It is puzzling to me that recoding the factors could take so long. I though only the levels are stored and the character representation of the factors are not repeated. Is there a faster way to achieve below?
library(bench)
library(tidyverse)
df <- data.frame("y" = rnorm(3E7), "Grp" = rep(c("A_something", "B_something", "C_something"), each = 1E7))
bench::mark(
mutate(df, grp = str_replace(Grp, "_something", ""))
)
#> Warning: Some expressions had a GC in every iteration; so filtering is
#> disabled.
#> # A tibble: 1 x 10
#> expression min mean median max `itr/sec` mem_alloc n_gc n_itr
#> <chr> <bch> <bch> <bch:> <bch> <dbl> <bch:byt> <dbl> <int>
#> 1 "mutate(d~ 22.4s 22.4s 22.4s 22.4s 0.0446 573MB 1 1
#> # ... with 1 more variable: total_time <bch:tm>
Hey @Dong! I think part of the problem here is that stringr::str_replace() takes 'Either a character vector, or something coercible to one.'
A factor is essentially a numeric vector where the possible labels are stored once, separately. By using str_replace(), you're converting your factor to character (essentially causing the entire vector to be re-written), searching and replacing every value, and then converting the whole thing back. The same is happening with the creation: you create a character column and then data.frame converts it to a factor automatically.

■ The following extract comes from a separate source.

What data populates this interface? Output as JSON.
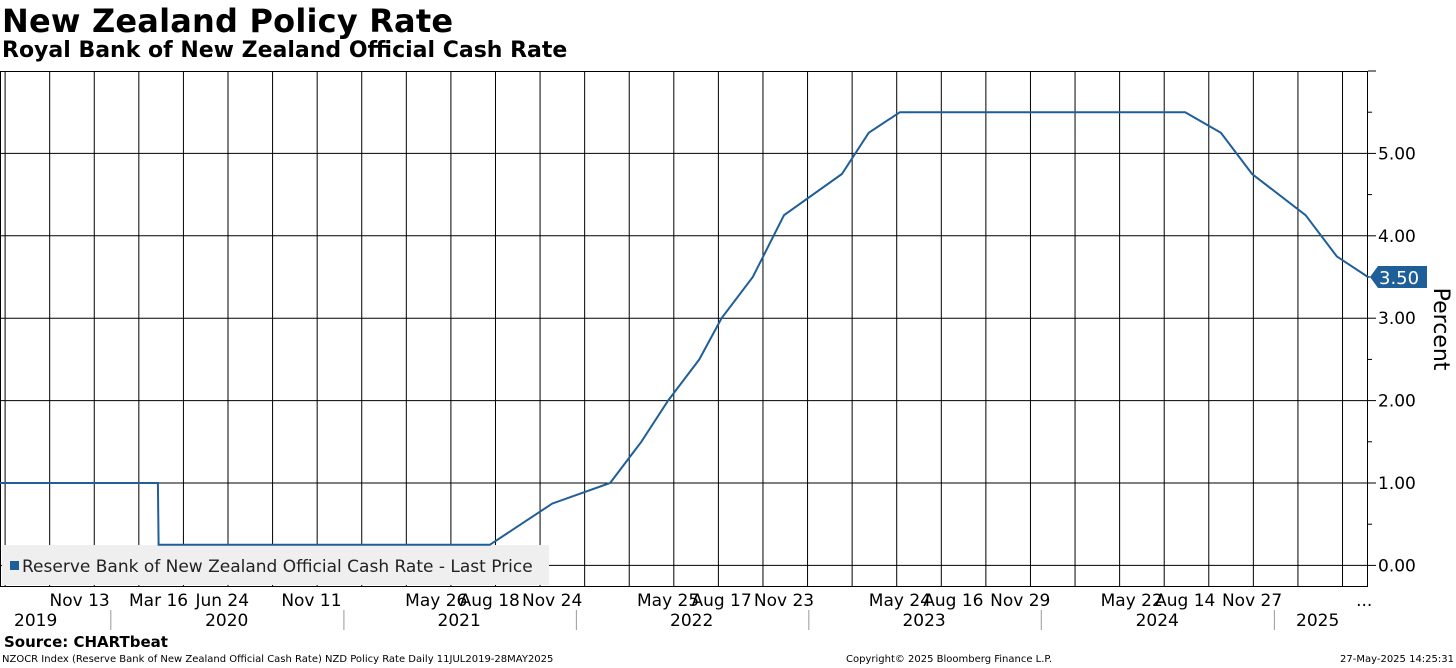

I think both your factor creation and releveling would go a lot faster this way, using the forcats package to change the levels without touching the values:
The original releveling took about a minute on my fairly new laptop; using fact_relabel took a fraction of a second Creating the original data frame column directly as a factor also helps a bit; it took 2–3 seconds versus about 10 using a character vector!
One thing I forgot to mention explicitly is that forcats::fct_relabel() causes str_replace to operate on the set of factor labels (length 3), not on the vector values (length 3E7)!
Getting the column as factor with help you relabel it. You can do it with base function, and it applies to data.frame so on data.table and tibble to. levels will get you a character vector of the level value, a character vector that you can deal with to replace the value of levels. There is much less value than in you Grp character column.
library(data.table)
df <- data.table("y" = rnorm(3E7), "Grp" = rep(c("A_something", "B_something", "C_something"), each = 1E7))
# transform into factor
df[, Grp := as.factor(Grp)]
levels(df$Grp) <- gsub("_something", "", levels(df$Grp))
df
#> y Grp
#> 1: -1.61195065 A
#> 2: 0.98342872 A
#> 3: -1.55122757 A
#> 4: 1.17911409 A
#> 5: -2.24083948 A
#> ---
#> 29999996: 0.89209690 C
#> 29999997: -0.14506757 C
#> 29999998: 0.57133525 C
#> 29999999: -0.01521659 C
#> 30000000: 0.17231753 C
If your question's been answered (even by you!), would you mind choosing a solution? It helps other people see which questions still need help, or find solutions if they have similar problems. Here’s how to do it:
This an old thread now. But df is often the result from tidyr::gather I don't feel like stopping the pipe and name it to do fct_relabel. Any suggestions?